Intervention de Jean-Pierre Sueur

Réunion du 23 juin 2009 à 9h30
Questions orales — Vétusté de la maison d'arrêt de la santé

Photo de Jean-Pierre SueurJean-Pierre Sueur :

Madame la ministre, mes chers collègues, je vous prie tout d’abord d’excuser notre collègue Roger Madec, qui a été retenu pour une raison totalement indépendante de sa volonté et ne peut être présent parmi nous. J’aurai donc l’honneur de poser la question en son nom.

Le XIVe arrondissement de Paris abrite l’une des prisons les plus médiatiques de notre système judiciaire : la maison d’arrêt de la Santé, centre pénitentiaire qui reste l’un des plus délabrés de France.

Construite en 1867, la maison d’arrêt de la Santé est la dernière prison intra-muros de Paris. Tout comme la majorité du parc pénitentiaire datant d’avant 1920, elle n’est plus conforme aux normes d’hygiène et de sécurité obligatoires pour l’hébergement de personnes écrouées.

Il s’agit aujourd’hui d’une petite structure qui accueille un centre de détention et un quartier de semi-liberté. Les conditions de vie y sont inacceptables.

La maison d’arrêt de la Santé tombe en ruine. Elle montre, du fait de la défection de l’État, un grand état de délabrement. Le bâtiment a subi une détérioration irréversible qui s’est accélérée au cours des dernières années. La corrosion qui attaque les fondations internes des murs a conduit, pour des raisons de sécurité, à la fermeture de deux blocs sur quatre en 2006. Depuis, aucune rénovation, aucune transformation, aucune reconstruction de ces blocs n’a été entreprise. Ils sont aujourd’hui à l’abandon.

La grande vétusté entraîne une insalubrité croissante, rendant difficiles les conditions de travail des agents de l’administration pénitentiaire ainsi que les conditions de détention. Les murs s’effritent, les plafonds s’écroulent. La maison de la d’arrêt de la Santé, usée par le temps, se mue en ruine.

La détérioration de l’établissement ne permet pas de proposer de programme de formation tel que la loi le préconise. En effet, les locaux adaptés à la formation sont en nombre manifestement insuffisant. Il en est de même pour le travail, qui n’est pas proposé, faute, là encore, de locaux conformes aux normes en vigueur. Les activités sportives sont, elles aussi, très limitées. L’agencement architectural de la maison d’arrêt ne permet pas le déroulement de séances de sport en extérieur. Seule une salle de musculation est proposée pour l’ensemble des détenus.

Depuis 2000, la restructuration de la Santé est à l’étude.
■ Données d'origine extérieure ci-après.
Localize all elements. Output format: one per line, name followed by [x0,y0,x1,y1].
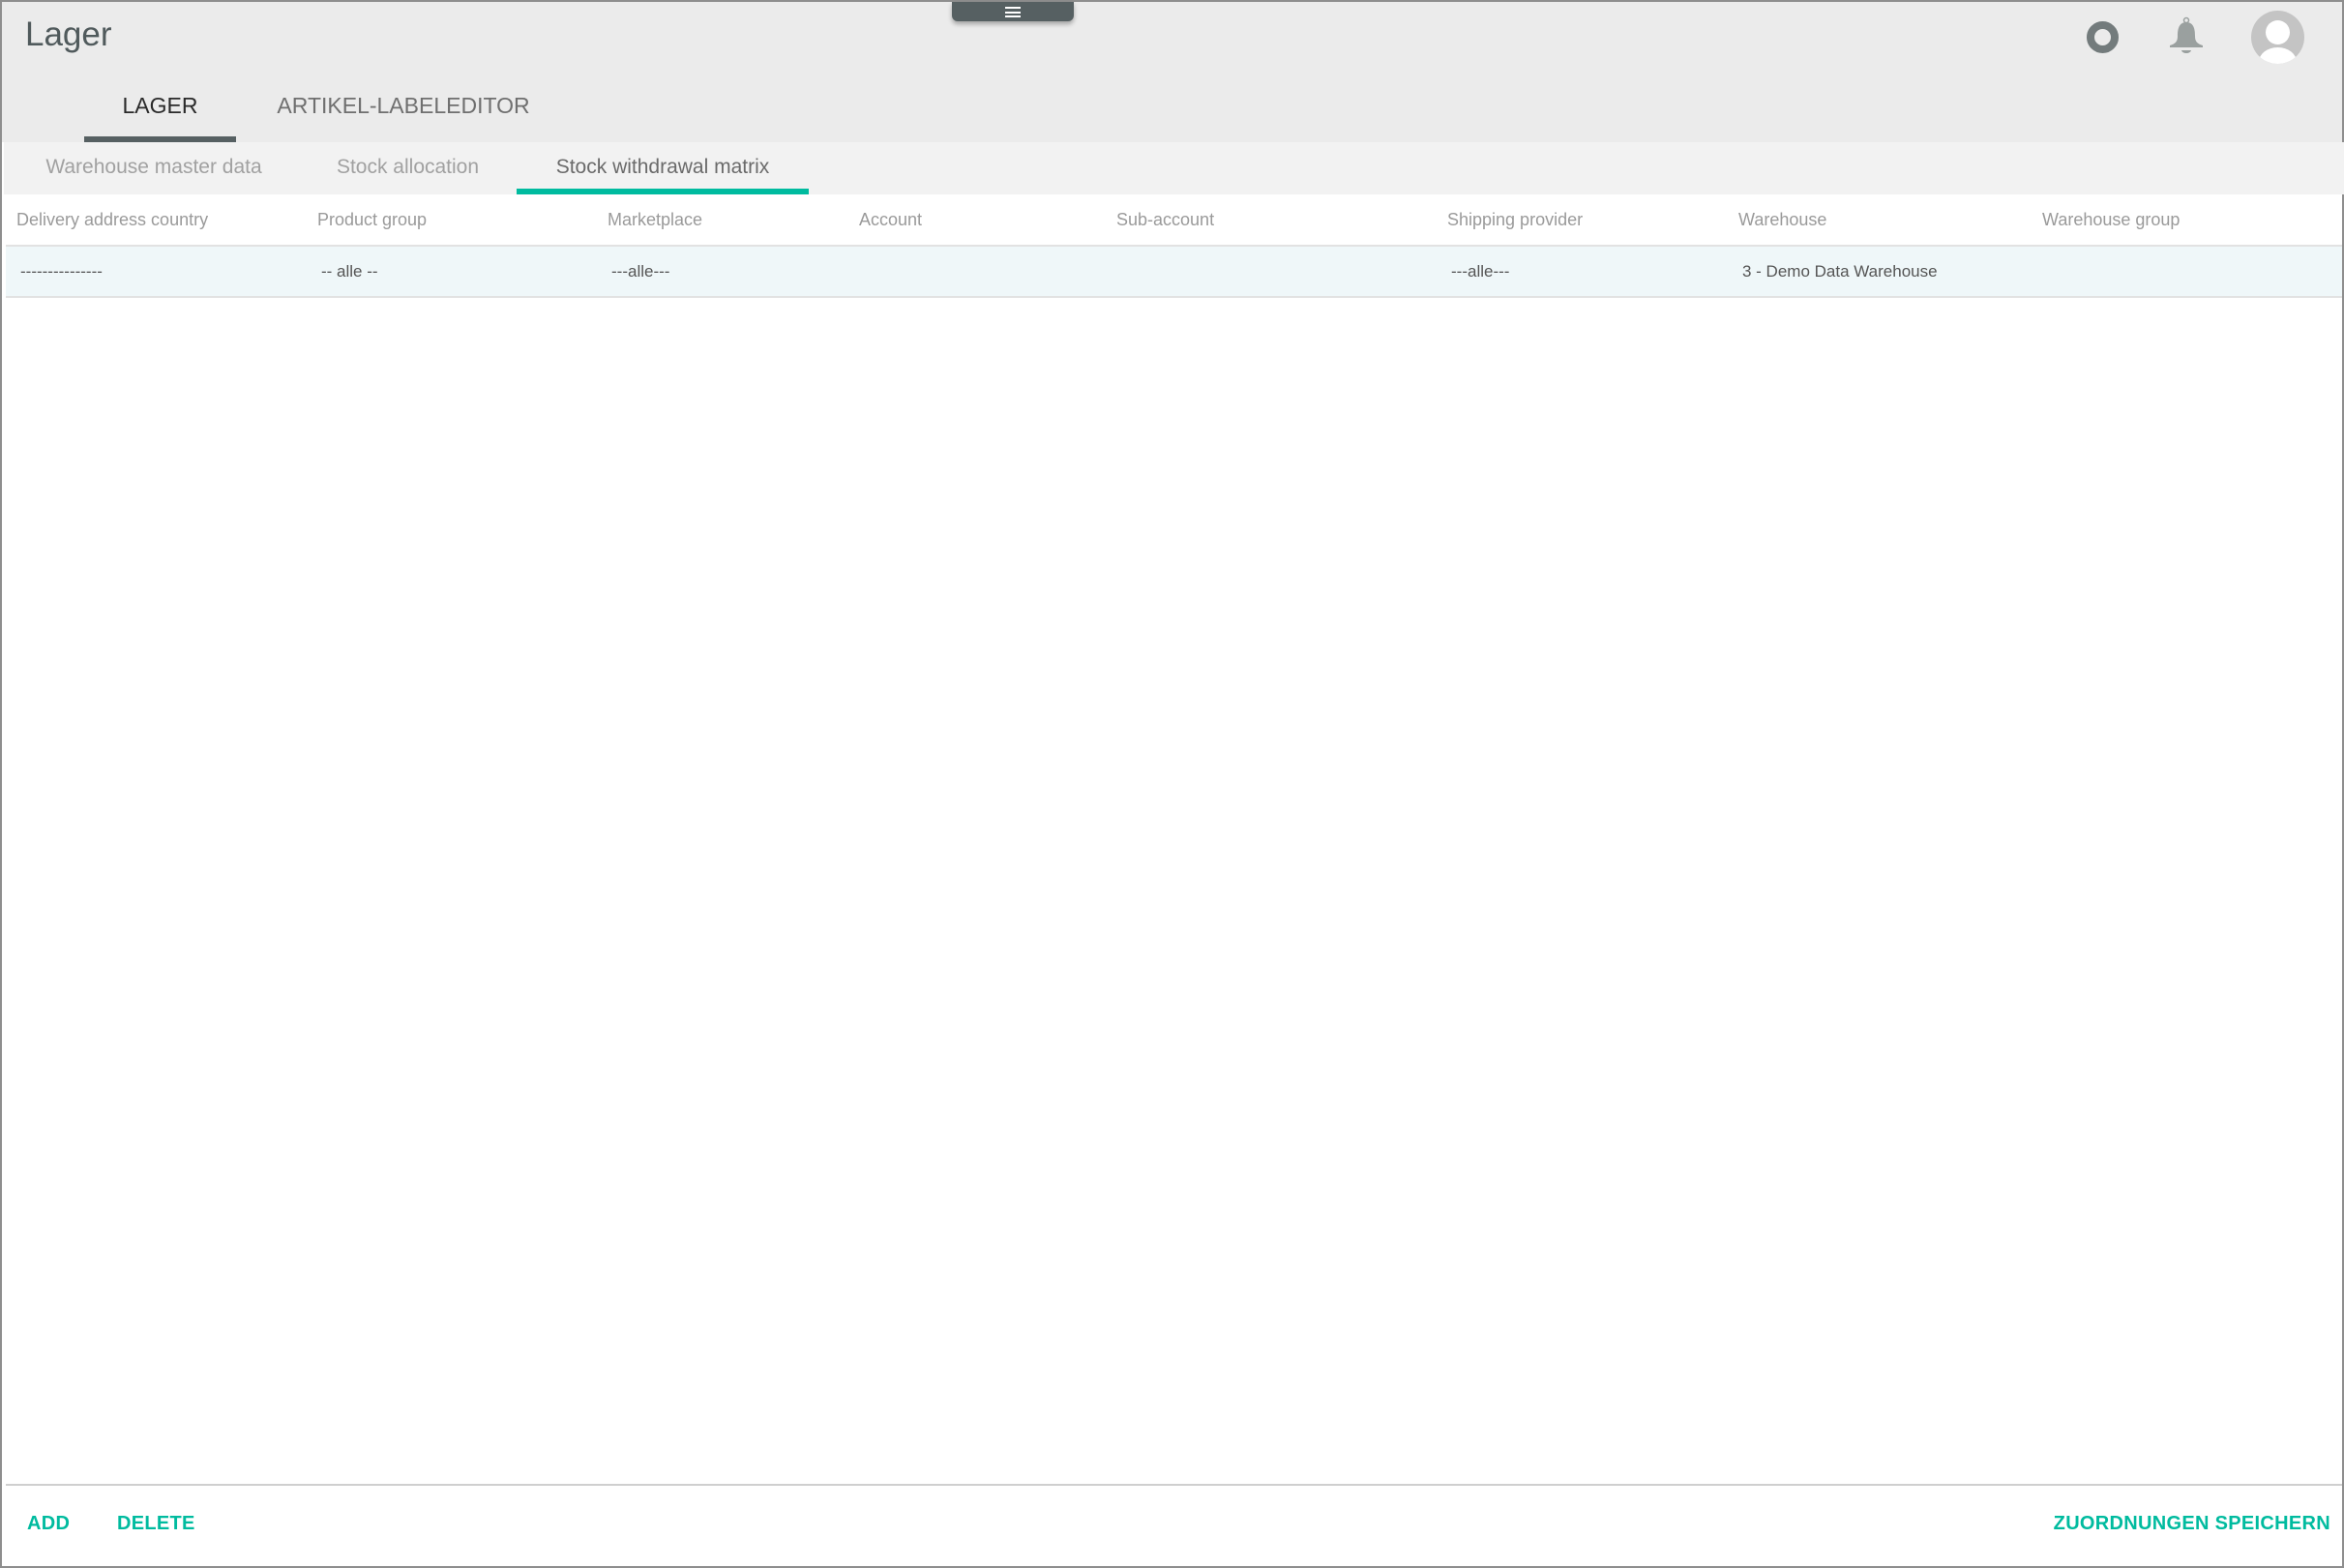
cell-product-group[interactable]: -- alle -- [321,247,378,296]
table-row[interactable]: --------------- -- alle -- ---alle--- --… [6,247,2342,298]
top-bar: Lager LAGER ARTIKEL-LABELEDITOR [2,2,2342,142]
avatar-head-icon [2266,20,2290,44]
grid-header-row: Delivery address country Product group M… [6,194,2342,247]
sub-tab-bar: Warehouse master data Stock allocation S… [4,142,2344,194]
bell-icon[interactable] [2169,16,2204,57]
column-header-warehouse[interactable]: Warehouse [1738,194,1826,245]
app-title: Lager [25,15,112,53]
app-window: Lager LAGER ARTIKEL-LABELEDITOR Warehous… [0,0,2344,1568]
stock-withdrawal-grid: Delivery address country Product group M… [6,194,2342,298]
column-header-warehouse-group[interactable]: Warehouse group [2042,194,2180,245]
main-tab-bar: LAGER ARTIKEL-LABELEDITOR [2,84,2342,142]
subtab-warehouse-master-data[interactable]: Warehouse master data [23,142,284,194]
column-header-sub-account[interactable]: Sub-account [1116,194,1214,245]
tab-lager[interactable]: LAGER [84,84,236,142]
user-avatar[interactable] [2251,11,2304,64]
avatar-body-icon [2259,47,2297,64]
delete-button[interactable]: DELETE [117,1513,195,1535]
add-button[interactable]: ADD [27,1513,70,1535]
circle-status-icon[interactable] [2087,21,2119,53]
cell-warehouse[interactable]: 3 - Demo Data Warehouse [1742,247,1938,296]
subtab-stock-withdrawal-matrix[interactable]: Stock withdrawal matrix [517,142,809,194]
column-header-product-group[interactable]: Product group [317,194,427,245]
save-assignments-button[interactable]: ZUORDNUNGEN SPEICHERN [2054,1513,2330,1535]
column-header-delivery-address-country[interactable]: Delivery address country [16,194,208,245]
tab-artikel-labeleditor[interactable]: ARTIKEL-LABELEDITOR [263,84,544,142]
footer-toolbar: ADD DELETE ZUORDNUNGEN SPEICHERN [6,1484,2342,1566]
hamburger-icon [1005,6,1021,17]
subtab-stock-allocation[interactable]: Stock allocation [318,142,497,194]
cell-delivery-address-country[interactable]: --------------- [20,247,103,296]
column-header-account[interactable]: Account [859,194,922,245]
cell-shipping-provider[interactable]: ---alle--- [1451,247,1509,296]
cell-marketplace[interactable]: ---alle--- [611,247,669,296]
column-header-marketplace[interactable]: Marketplace [608,194,702,245]
column-header-shipping-provider[interactable]: Shipping provider [1447,194,1583,245]
menu-toggle-button[interactable] [952,2,1074,21]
Des travaux de rénovation ont été programmés pour 2008 et estimés à 150 millions d’euros. Or, à la suite d’un audit mené dans le cadre de la révision générale des politiques publiques, ce projet a été suspendu, ce qui reculerait la rénovation à 2013-2016.

Cette suspension des travaux aggrave les conditions de travail des agents de l’administration pénitentiaire, qui font pourtant preuve d’une grande conscience professionnelle. Les grèves qui ont touché la maison d’arrêt de la Santé au mois de mai dernier ont démontré l’existence d’un malaise profond parmi eux.

Depuis trente ans, les rapports sur les prisons françaises se suivent et se ressemblent, sans grand effet sur les conditions de détention. Vous savez, madame la ministre, que la France est régulièrement condamnée par la Cour européenne des droits de l’homme. Nos prisons font l’objet de critiques, tant au niveau national qu’au niveau international, avec les rapports de l’ONU et du CPT, le Comité européen pour la prévention de la torture et des peines ou traitements inhumains ou dégradants. Je rappelle que ce comité dénonce depuis 1991 – et encore récemment, dans un rapport de 2007 qui faisait suite à des visites menées en 2006 – des « traitements inhumains et dégradants », précisément.

Hier, mes chers collègues, nous étions à Versailles, où nous avons pu entendre le Président de la République s’indigner de l’état de nos prisons, qualifiant ledit état de « honte pour notre République ». C’était d’ailleurs, je crois, le titre d’un rapport parlementaire qui avait été établi sur l’initiative de la commission des lois du Sénat…

Face à un projet de réfection estimé à 150 millions d’euros, madame la ministre, vous prévoyez un financement d’un montant de 771 000 euros. La différence entre les deux sommes est évidente ! On est loin des engagements pris en 2005 pour la réhabilitation de l’établissement de la Santé.

Notre collègue Roger Madec souhaiterait savoir quelles dispositions vont être prises afin d’honorer les engagements de l’État concernant la réhabilitation de la maison d’arrêt de la Santé.